Sementara itu, Direktur Sayuran dan Tanaman Obat Ditjen Hortikultura Kementan, Prihasto Setyanto menambahkan, penanaman yang dilakukan oleh perusahaan importir yang mendapatkan RIPH di 2017 dan 2018 akan difokuskan untuk pembibitan. Hal itu guna memperlebar luasan lahan bawang di Indonesia. Sebanyak 1.020 ha lahan dari total kewajiban penanaman bibit bawang putih yang dikenakan pada para importir dengan luas total 3.400 ha berdasarkan RPIH 2017 telah ditanami.
Pada 2017 terdapat 42 perusahaan importir yang menerima RPIH dengan total volume impor sekitar 440.000 ton.
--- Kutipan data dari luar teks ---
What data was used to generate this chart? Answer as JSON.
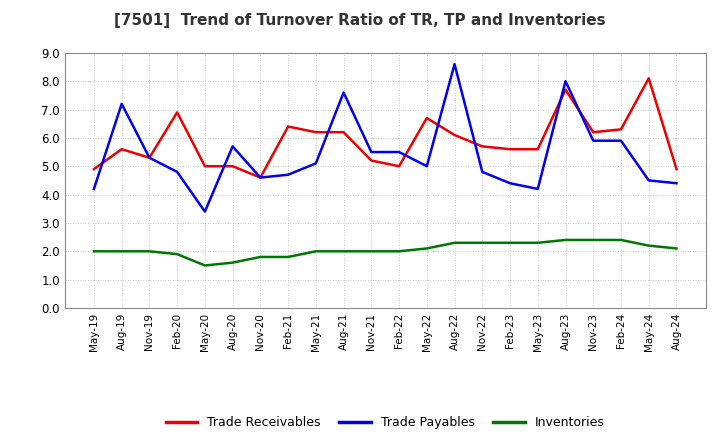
{
  "title": "[7501]  Trend of Turnover Ratio of TR, TP and Inventories",
  "labels": [
    "May-19",
    "Aug-19",
    "Nov-19",
    "Feb-20",
    "May-20",
    "Aug-20",
    "Nov-20",
    "Feb-21",
    "May-21",
    "Aug-21",
    "Nov-21",
    "Feb-22",
    "May-22",
    "Aug-22",
    "Nov-22",
    "Feb-23",
    "May-23",
    "Aug-23",
    "Nov-23",
    "Feb-24",
    "May-24",
    "Aug-24"
  ],
  "trade_receivables": [
    4.9,
    5.6,
    5.3,
    6.9,
    5.0,
    5.0,
    4.6,
    6.4,
    6.2,
    6.2,
    5.2,
    5.0,
    6.7,
    6.1,
    5.7,
    5.6,
    5.6,
    7.7,
    6.2,
    6.3,
    8.1,
    4.9
  ],
  "trade_payables": [
    4.2,
    7.2,
    5.3,
    4.8,
    3.4,
    5.7,
    4.6,
    4.7,
    5.1,
    7.6,
    5.5,
    5.5,
    5.0,
    8.6,
    4.8,
    4.4,
    4.2,
    8.0,
    5.9,
    5.9,
    4.5,
    4.4
  ],
  "inventories": [
    2.0,
    2.0,
    2.0,
    1.9,
    1.5,
    1.6,
    1.8,
    1.8,
    2.0,
    2.0,
    2.0,
    2.0,
    2.1,
    2.3,
    2.3,
    2.3,
    2.3,
    2.4,
    2.4,
    2.4,
    2.2,
    2.1
  ],
  "tr_color": "#ee0000",
  "tp_color": "#0000ee",
  "inv_color": "#007700",
  "ylim": [
    0.0,
    9.0
  ],
  "yticks": [
    0.0,
    1.0,
    2.0,
    3.0,
    4.0,
    5.0,
    6.0,
    7.0,
    8.0,
    9.0
  ],
  "legend_labels": [
    "Trade Receivables",
    "Trade Payables",
    "Inventories"
  ],
  "background_color": "#ffffff",
  "plot_bg_color": "#ffffff",
  "grid_color": "#bbbbbb",
  "title_color": "#333333",
  "title_fontsize": 11,
  "linewidth": 1.8
}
Sesuai Permentan tersebut, perusahaan tersebut wajib menanam benih bawang putih seluas 3.400 hektar.
“Jadi, saat ini terdapat sisa kewajiban penanaman untuk lahan seluas 2.380 ha,” ujar dia.
Sedangkan, sebanyak 36 perusahaan yang menerima RIPH di 2018 diwajibkan menanam di lahan seluas 3.200 ha dengan ketentuan penanaman tidak akan melewati akhir 2018.
Dijelaskan, dengan demikian, sepanjang 2018 para importir berkewajjiban menanami total 5.580 ha lahan baik dengan membuka lahan baru, maupun bermitra dengan petani. Para importir juga diberikan kebebasan untuk menanami kembali lahan yang mereka gunakan saat ini. Adapun benih bawang putih yang sudah ditanam oleh importir penerima RPIH 2017 diharapkan bisa dipanen di Maret atau April 2018.
“Sebagian produksinya digunakan sebagai sumber pembibitan kembali untuk memperluas lahan bawang putih di Indonesia demi bisa mencapai target swasembada. Namun, untuk benih saat ini, kami merekomendasikan Taiwan, China bagian Selatan, India, dan Mesir sebagai negara sumber impor. Saat ini, kebutuhan benih untuk penanaman lahan mencapai 0,5 ton-1,2 ton per hektar sesuai dengan varietasnya,” ungkapnya.